Krystal turned away to hide her sigh of relief. As she poured vodka with her back to him, she tried to calm herself down. She wondered why she was pleased he hadn't recognized her. Wasn't this the day she'd dreamt uneasily of for five years? But, as much as she wanted to pour out her heart for him just as she poured out the liquor, she found herself immensely comforted by the fact that he had no idea of her identity.

Turning back, she saw him looking at the table with a heavy head. She placed the glass in front of him, and took in his image with greedy curiosity. His hair was matted, his ears drooped, and his eyelids were drowning in exhaustion. He sipped his drink absent-mindedly, looking this way and that, as if a seraph brandishing a flaming sword would at any moment burst through the door to free him from his own personal hell.

Krystal walked away for a moment to distract herself with other patrons, but found herself pulled back to seat two. As she refilled his glass slowly, she asked him without looking up, "What brings you here tonight?"

He looked at her strangely, as if she had done something quite unorthodox. "I was… thirsty. Why do you ask?"

"Sir, I hate to point it out, but any one of my other customers could kill you with their bare hands. On top of that, most of them are armed," Krystal said, looking him in the eye.

He looked at her with furrowed brows, but didn't say anything.

"What I mean to say is," she leaned a little closer to him, "you're not the usual type that we get in here. At least at this hour."

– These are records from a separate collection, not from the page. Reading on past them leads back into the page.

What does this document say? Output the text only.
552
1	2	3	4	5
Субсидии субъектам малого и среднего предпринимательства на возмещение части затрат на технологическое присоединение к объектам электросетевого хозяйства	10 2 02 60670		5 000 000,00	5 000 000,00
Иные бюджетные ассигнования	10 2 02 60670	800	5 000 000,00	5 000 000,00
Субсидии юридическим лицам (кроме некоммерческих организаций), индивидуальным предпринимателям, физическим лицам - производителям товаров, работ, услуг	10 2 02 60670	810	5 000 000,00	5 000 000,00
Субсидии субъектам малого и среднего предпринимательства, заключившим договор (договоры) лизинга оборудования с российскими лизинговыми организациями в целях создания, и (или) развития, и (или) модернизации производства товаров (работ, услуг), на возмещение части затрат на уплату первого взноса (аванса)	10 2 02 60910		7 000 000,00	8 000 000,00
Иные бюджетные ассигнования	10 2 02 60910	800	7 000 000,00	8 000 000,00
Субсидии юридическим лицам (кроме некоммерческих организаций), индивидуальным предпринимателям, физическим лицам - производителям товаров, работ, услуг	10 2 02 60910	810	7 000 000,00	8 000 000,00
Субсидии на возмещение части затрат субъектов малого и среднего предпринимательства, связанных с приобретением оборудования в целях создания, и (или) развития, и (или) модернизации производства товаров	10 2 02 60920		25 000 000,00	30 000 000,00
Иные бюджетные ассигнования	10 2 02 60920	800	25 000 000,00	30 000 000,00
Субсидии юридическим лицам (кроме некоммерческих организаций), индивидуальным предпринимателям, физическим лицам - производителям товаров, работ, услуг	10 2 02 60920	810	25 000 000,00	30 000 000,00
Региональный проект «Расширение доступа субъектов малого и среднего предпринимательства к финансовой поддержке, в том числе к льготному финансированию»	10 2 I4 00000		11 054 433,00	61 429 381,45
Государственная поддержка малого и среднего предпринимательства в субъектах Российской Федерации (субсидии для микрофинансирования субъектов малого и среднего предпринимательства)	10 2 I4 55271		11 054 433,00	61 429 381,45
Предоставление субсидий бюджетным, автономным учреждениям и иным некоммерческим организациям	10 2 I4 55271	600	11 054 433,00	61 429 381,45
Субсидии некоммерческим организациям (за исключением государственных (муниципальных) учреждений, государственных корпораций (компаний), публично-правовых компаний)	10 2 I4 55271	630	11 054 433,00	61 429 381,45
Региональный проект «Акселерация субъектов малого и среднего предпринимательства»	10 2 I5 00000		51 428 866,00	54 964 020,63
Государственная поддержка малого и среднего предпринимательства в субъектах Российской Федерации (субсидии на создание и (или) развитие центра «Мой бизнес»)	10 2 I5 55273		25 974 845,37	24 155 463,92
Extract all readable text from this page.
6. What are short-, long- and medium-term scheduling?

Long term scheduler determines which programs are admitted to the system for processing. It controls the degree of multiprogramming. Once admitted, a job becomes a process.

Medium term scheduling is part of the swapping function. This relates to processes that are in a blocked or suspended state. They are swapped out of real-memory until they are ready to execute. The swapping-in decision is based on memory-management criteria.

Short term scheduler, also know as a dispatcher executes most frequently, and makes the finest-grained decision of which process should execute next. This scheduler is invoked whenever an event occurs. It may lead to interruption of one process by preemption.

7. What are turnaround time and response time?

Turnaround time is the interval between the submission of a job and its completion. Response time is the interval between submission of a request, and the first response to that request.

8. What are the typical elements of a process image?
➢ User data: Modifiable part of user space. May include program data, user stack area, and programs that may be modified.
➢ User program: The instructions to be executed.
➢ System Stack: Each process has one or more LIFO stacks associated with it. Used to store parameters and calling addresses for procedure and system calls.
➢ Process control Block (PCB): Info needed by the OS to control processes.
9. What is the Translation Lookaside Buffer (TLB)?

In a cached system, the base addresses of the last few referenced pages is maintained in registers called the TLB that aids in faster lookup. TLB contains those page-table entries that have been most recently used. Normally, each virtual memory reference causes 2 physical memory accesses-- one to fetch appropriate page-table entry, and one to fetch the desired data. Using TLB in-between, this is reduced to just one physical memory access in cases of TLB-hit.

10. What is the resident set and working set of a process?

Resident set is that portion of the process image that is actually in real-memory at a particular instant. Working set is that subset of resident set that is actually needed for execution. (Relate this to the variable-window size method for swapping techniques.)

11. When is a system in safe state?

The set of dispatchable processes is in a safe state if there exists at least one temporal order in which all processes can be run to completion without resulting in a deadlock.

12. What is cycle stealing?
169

"Well… I don't think you'll mind my saying the same to you," he said.

"No no, don't change the subject. My interest is piqued now. Who are you?" she asked quietly.

The man chuckled, but answered, "Fox McCloud, milady. At your service," with a polite little bow of the head. Krystal laughed, her mind wanting to cry, and put on that she disbelieved his words.

"Well, Mr. 'McCloud,'" she said, straightening up, "Enjoy your drink."

And he did just that over the next few minutes. But as a man in a dark trench coat stepped through the door and sat in seat ten, Krystal scribbled something onto a napkin and folded it neatly. She eyed this shadowy figure closely, clutching the note in one hand. Laying the napkin down next to Fox's drink without taking her eyes off seat ten, she began to walk toward the other end of the bar.

She stopped in front of this man, looking down at him with an ill-masked malice, and said plainly, "Can I take your order?"

A low voice replied, "Yes, I'll have a…" but he trailed off as Krystal let her hair of the ponytail. It fell down around her face, and the man watched stupidly while she took off her sunglasses. She reached into her jacket and said to the man, "My name is Kursed, and I've been hired to kill you."

Right then, everything in the bar came to a halt. A gun, held by Krystal's frozen hand, stood pointed at this man's nose, other drinkers waited with glasses halfway to their lips, and cards hovered over tables after being thrown down. Nothing stirred the chill, stock-still atmosphere. If anything moved, it was either Fox's face, which was lifting into an open-mouthed realization, or Krystal's eyes, which darted towards Fox for an instant. Then, as she redirected her immensely powerful glare back at her target, she pulled her trigger.

Time burst forward, making up for what it had lost. Motion surged all around the bar, stirring up a post-catastrophic chaos within the walls. People stood up, fell over, and sent chairs flying while Krystal, clutching her weapon, broke for the doors. Stumbling as she went, she wrenched them open, running out into the stormy streets of Kew City.

As she tore through the darkest alleys she could find, water was sent flying with each of her hurried, percussive steps, almost as if they remembered the chaos of the now distant tavern. Rain fell in large, angry handfuls of wetness, and they mingled with Krystal's tears as they unremittingly assaulted her lonely form.